Independientemente de lo que sucediera anoche cuando enfrentaba a Japón por su pase a Los Angeles o su temprana eliminación, la Cuba del Clásico Mundial del 2009 es una selección con más fortaleza que la del 2006. Pero también es un equipo en transición. Una amalgama en la que despuntan prospectos como Aroldis Chapman y Alfredo Despaigne, y hombres que una vez deslumbraron a los cazatalentos y se encuentran ya más cerca de ver los juegos desde el dugouts -como coaches o mánagers- que desde el mismo terreno.

Así como Paret, los lanzadores Pedro Luis Lazo y Norge Luis Vera, y el catcher Ariel Pestano, viven sus últimos días como jugadores del combinado cubano.

¿Qué pudieron haber llegado a ser de haber dado el paso a las Mayores? ¿Hasta dónde hubiesen llegado?

En sus días de prospecto, Paret tuvo una tarea difícil: sustituir a Germán Mesa, considerado el mejor torpedero en la historia de la pelota cubana.

En el mejor momento de su carrera, Paret era no sólo una muralla defensiva, sino un bateador de .300 y un destacado robador de bases, el tercero mejor en la historia en la Serie Nacional.

"Recibió muchas ofertas, pero al final no se concretó nada'', aseguró el scout.

Paret, quien llegó a estar suspendido por tres años del equipo nacional por mantener comunicación con Rolando Arrojo luego de que el lanzador abandonara la isla, ya no es la misma amenaza con el bate. En la Copa Mundial del 2007 bateó para .259 y en los Juegos Olímpicos de Pekín conectó .250. Ahora en el Clásico Mundial -en el que sufrió una lesión en la primera fase- no ha conectado hits en siete turnos.
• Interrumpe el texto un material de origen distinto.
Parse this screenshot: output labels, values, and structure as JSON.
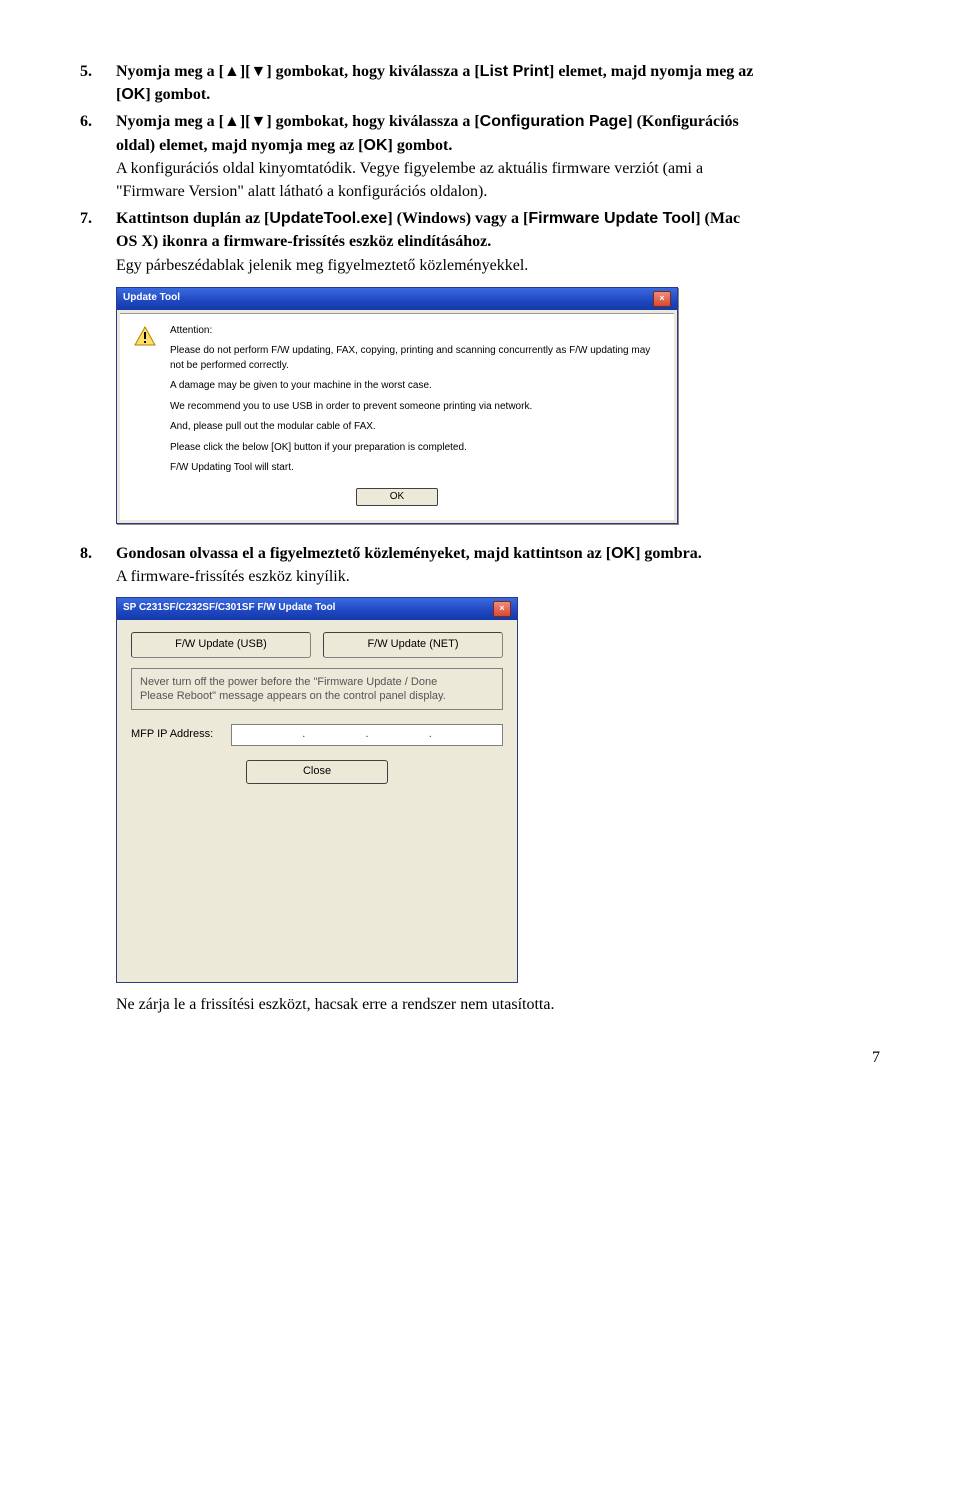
{
  "steps": {
    "s5": {
      "num": "5.",
      "pre": "Nyomja meg a [",
      "up": "▲",
      "mid1": "][",
      "down": "▼",
      "mid2": "] gombokat, hogy kiválassza a [",
      "listprint": "List Print",
      "mid3": "] elemet, majd nyomja meg az",
      "line2a": "[",
      "ok": "OK",
      "line2b": "] gombot."
    },
    "s6": {
      "num": "6.",
      "pre": "Nyomja meg a [",
      "up": "▲",
      "mid1": "][",
      "down": "▼",
      "mid2": "] gombokat, hogy kiválassza a [",
      "cfg": "Configuration Page",
      "mid3": "] (Konfigurációs",
      "line2a": "oldal) elemet, majd nyomja meg az [",
      "ok": "OK",
      "line2b": "] gombot.",
      "p1": "A konfigurációs oldal kinyomtatódik. Vegye figyelembe az aktuális firmware verziót (ami a",
      "p2": "\"Firmware Version\" alatt látható a konfigurációs oldalon)."
    },
    "s7": {
      "num": "7.",
      "pre": "Kattintson duplán az [",
      "exe": "UpdateTool.exe",
      "mid1": "] (Windows) vagy a [",
      "tool": "Firmware Update Tool",
      "mid2": "] (Mac",
      "line2": "OS X) ikonra a firmware-frissítés eszköz elindításához.",
      "p1": "Egy párbeszédablak jelenik meg figyelmeztető közleményekkel."
    },
    "s8": {
      "num": "8.",
      "pre": "Gondosan olvassa el a figyelmeztető közleményeket, majd kattintson az [",
      "ok": "OK",
      "post": "] gombra.",
      "p1": "A firmware-frissítés eszköz kinyílik."
    }
  },
  "dialog1": {
    "title": "Update Tool",
    "close_x": "×",
    "attention": "Attention:",
    "m1": "Please do not perform F/W updating, FAX, copying, printing and scanning concurrently as F/W updating may not be performed correctly.",
    "m2": "A damage may be given to your machine in the worst case.",
    "m3": "We recommend you to use USB in order to prevent someone printing via network.",
    "m4": "And, please pull out the modular cable of FAX.",
    "m5": "Please click the below [OK] button if your preparation is completed.",
    "m6": "F/W Updating Tool will start.",
    "ok": "OK"
  },
  "dialog2": {
    "title": "SP C231SF/C232SF/C301SF F/W Update Tool",
    "close_x": "×",
    "btn_usb": "F/W Update (USB)",
    "btn_net": "F/W Update (NET)",
    "notice1": "Never turn off the power before the \"Firmware Update / Done",
    "notice2": "Please Reboot\" message appears on the control panel display.",
    "ip_label": "MFP IP Address:",
    "dot": ".",
    "close": "Close"
  },
  "footer": {
    "note": "Ne zárja le a frissítési eszközt, hacsak erre a rendszer nem utasította.",
    "pagenum": "7"
  }
}
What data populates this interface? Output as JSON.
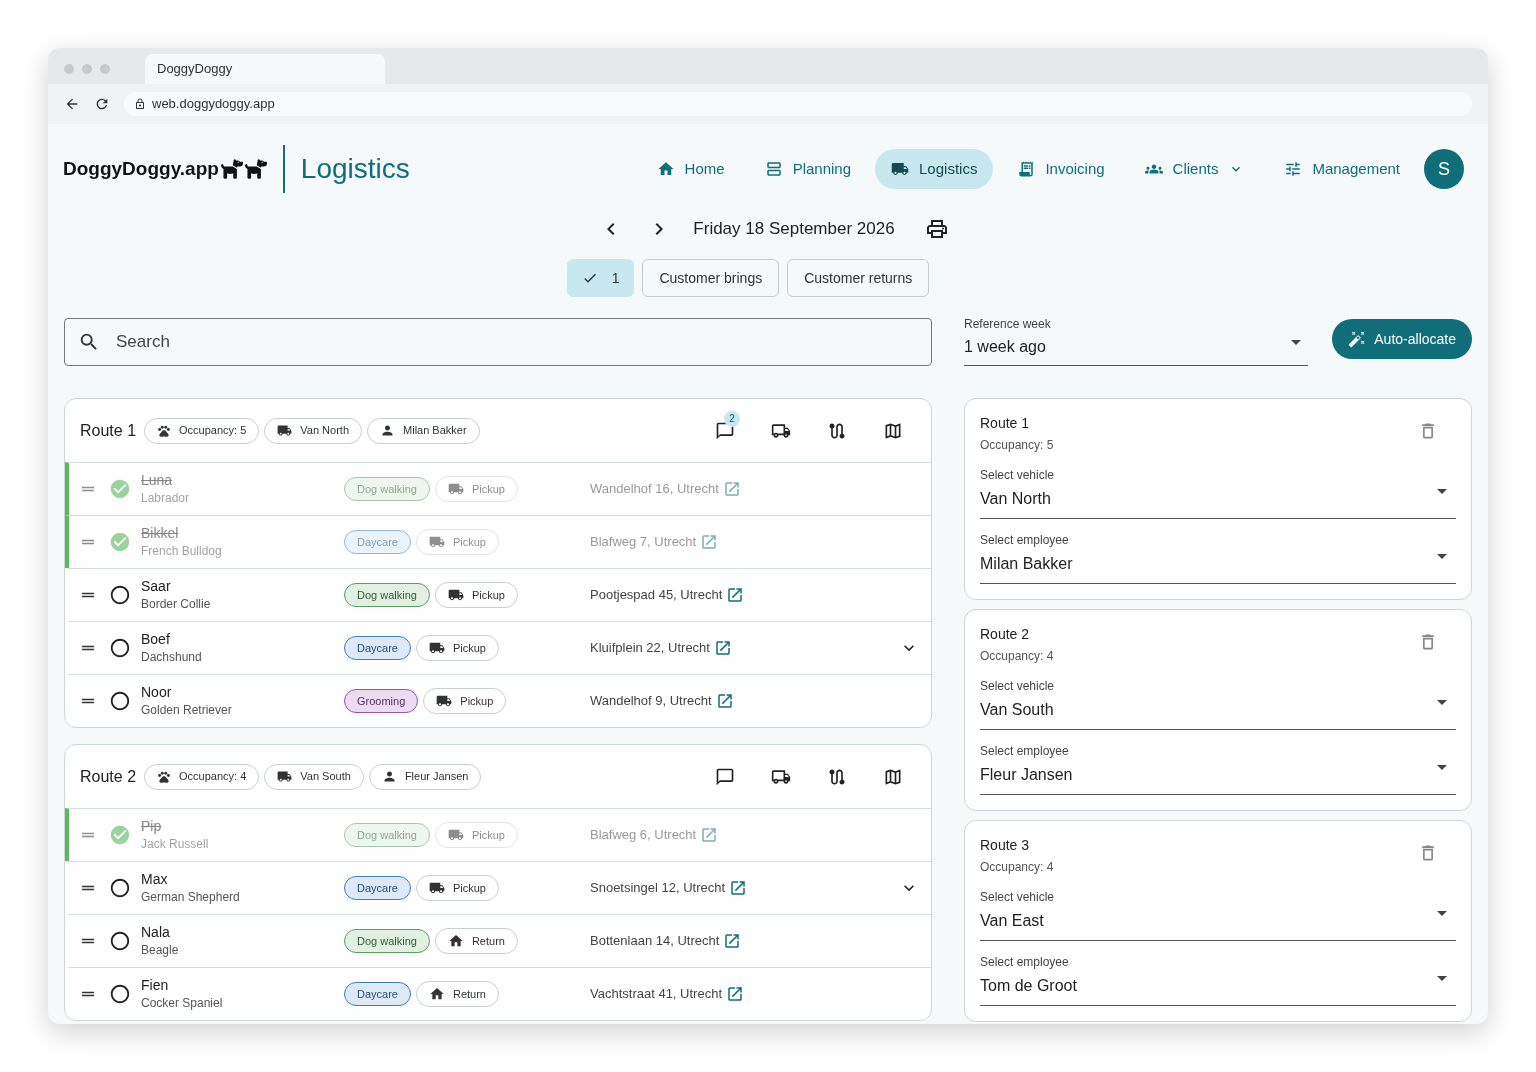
{
  "browser": {
    "tab_title": "DoggyDoggy",
    "url": "web.doggydoggy.app"
  },
  "header": {
    "logo": "DoggyDoggy.app",
    "section_title": "Logistics",
    "avatar": "S",
    "nav": [
      {
        "label": "Home",
        "selected": false,
        "has_menu": false
      },
      {
        "label": "Planning",
        "selected": false,
        "has_menu": false
      },
      {
        "label": "Logistics",
        "selected": true,
        "has_menu": false
      },
      {
        "label": "Invoicing",
        "selected": false,
        "has_menu": false
      },
      {
        "label": "Clients",
        "selected": false,
        "has_menu": true
      },
      {
        "label": "Management",
        "selected": false,
        "has_menu": false
      }
    ]
  },
  "date_bar": {
    "date": "Friday 18 September 2026"
  },
  "filters": [
    {
      "label": "1",
      "kind": "count",
      "selected": true
    },
    {
      "label": "Customer brings",
      "kind": "text",
      "selected": false
    },
    {
      "label": "Customer returns",
      "kind": "text",
      "selected": false
    }
  ],
  "search": {
    "placeholder": "Search"
  },
  "reference_week": {
    "label": "Reference week",
    "value": "1 week ago"
  },
  "auto_allocate": "Auto-allocate",
  "routes": [
    {
      "title": "Route 1",
      "occupancy": "Occupancy: 5",
      "vehicle": "Van North",
      "employee": "Milan Bakker",
      "comments_badge": "2",
      "stops": [
        {
          "name": "Luna",
          "breed": "Labrador",
          "done": true,
          "service": {
            "label": "Dog walking",
            "kind": "walking"
          },
          "transport": {
            "label": "Pickup",
            "kind": "pickup"
          },
          "address": "Wandelhof 16, Utrecht",
          "expandable": false
        },
        {
          "name": "Bikkel",
          "breed": "French Bulldog",
          "done": true,
          "service": {
            "label": "Daycare",
            "kind": "daycare"
          },
          "transport": {
            "label": "Pickup",
            "kind": "pickup"
          },
          "address": "Blafweg 7, Utrecht",
          "expandable": false
        },
        {
          "name": "Saar",
          "breed": "Border Collie",
          "done": false,
          "service": {
            "label": "Dog walking",
            "kind": "walking"
          },
          "transport": {
            "label": "Pickup",
            "kind": "pickup"
          },
          "address": "Pootjespad 45, Utrecht",
          "expandable": false
        },
        {
          "name": "Boef",
          "breed": "Dachshund",
          "done": false,
          "service": {
            "label": "Daycare",
            "kind": "daycare"
          },
          "transport": {
            "label": "Pickup",
            "kind": "pickup"
          },
          "address": "Kluifplein 22, Utrecht",
          "expandable": true
        },
        {
          "name": "Noor",
          "breed": "Golden Retriever",
          "done": false,
          "service": {
            "label": "Grooming",
            "kind": "grooming"
          },
          "transport": {
            "label": "Pickup",
            "kind": "pickup"
          },
          "address": "Wandelhof 9, Utrecht",
          "expandable": false
        }
      ]
    },
    {
      "title": "Route 2",
      "occupancy": "Occupancy: 4",
      "vehicle": "Van South",
      "employee": "Fleur Jansen",
      "stops": [
        {
          "name": "Pip",
          "breed": "Jack Russell",
          "done": true,
          "service": {
            "label": "Dog walking",
            "kind": "walking"
          },
          "transport": {
            "label": "Pickup",
            "kind": "pickup"
          },
          "address": "Blafweg 6, Utrecht",
          "expandable": false
        },
        {
          "name": "Max",
          "breed": "German Shepherd",
          "done": false,
          "service": {
            "label": "Daycare",
            "kind": "daycare"
          },
          "transport": {
            "label": "Pickup",
            "kind": "pickup"
          },
          "address": "Snoetsingel 12, Utrecht",
          "expandable": true
        },
        {
          "name": "Nala",
          "breed": "Beagle",
          "done": false,
          "service": {
            "label": "Dog walking",
            "kind": "walking"
          },
          "transport": {
            "label": "Return",
            "kind": "return"
          },
          "address": "Bottenlaan 14, Utrecht",
          "expandable": false
        },
        {
          "name": "Fien",
          "breed": "Cocker Spaniel",
          "done": false,
          "service": {
            "label": "Daycare",
            "kind": "daycare"
          },
          "transport": {
            "label": "Return",
            "kind": "return"
          },
          "address": "Vachtstraat 41, Utrecht",
          "expandable": false
        }
      ]
    }
  ],
  "side_routes": [
    {
      "title": "Route 1",
      "occupancy": "Occupancy: 5",
      "vehicle_label": "Select vehicle",
      "vehicle": "Van North",
      "employee_label": "Select employee",
      "employee": "Milan Bakker"
    },
    {
      "title": "Route 2",
      "occupancy": "Occupancy: 4",
      "vehicle_label": "Select vehicle",
      "vehicle": "Van South",
      "employee_label": "Select employee",
      "employee": "Fleur Jansen"
    },
    {
      "title": "Route 3",
      "occupancy": "Occupancy: 4",
      "vehicle_label": "Select vehicle",
      "vehicle": "Van East",
      "employee_label": "Select employee",
      "employee": "Tom de Groot"
    }
  ]
}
Pestano no sobresalió tanto con el madero como Paret, pero su defensiva detrás del plato creó un impacto positivo en la selección cubana desde que se integró al equipo hace ya una década, especialmente a la hora de dirigir a los lanzadores y retirar las posibles amenazas de robos de base.

Quizás el mejor serpentinero cubano de la década de los noventa, Lazo ha mostrado en este Clásico las grietas que produce la edad y las lesiones.

"Está claro que no es el mismo pitcher dominante. Su slider no rompe igual'', analizó el cazatalentos acerca del derecho pinareño que anunció su retiro para este año. "De haber llegado joven a las Grandes Ligas probablemente aún estaría ahí, porque en el béisbol organizado se le hubiese cuidado mucho más el brazo''.

Vera, entretanto, recuerda a otro gigante del montículo cubano, Orlando Hernández.

El clon de El Duque, no obstante, tiene más armas que su antecesor.

"Su recta lo diferencia, porque la de Vera es mucho más viva, capaz de alcanzar las 95 millas'', añadió el scout.

La proyección de Vera en el plano internacional llegó especialmente luego de un relevo de siete innings ante los Orioles de Baltimore en un partido de exhibición en 1999.

"Vera dejó mejor impresión que Andy Morales, y los Yankees le dieron a Morales casi cinco millones de dólares. Al pitcher le hubiesen dado más dinero'', consideró el escucha.

En menor o mayor grado, cualquiera de este póker de hoy veteranos se hubiese revestido del color verde del dólar hace algunos años atrás. Pero al final más pudo el rojo de la revolución.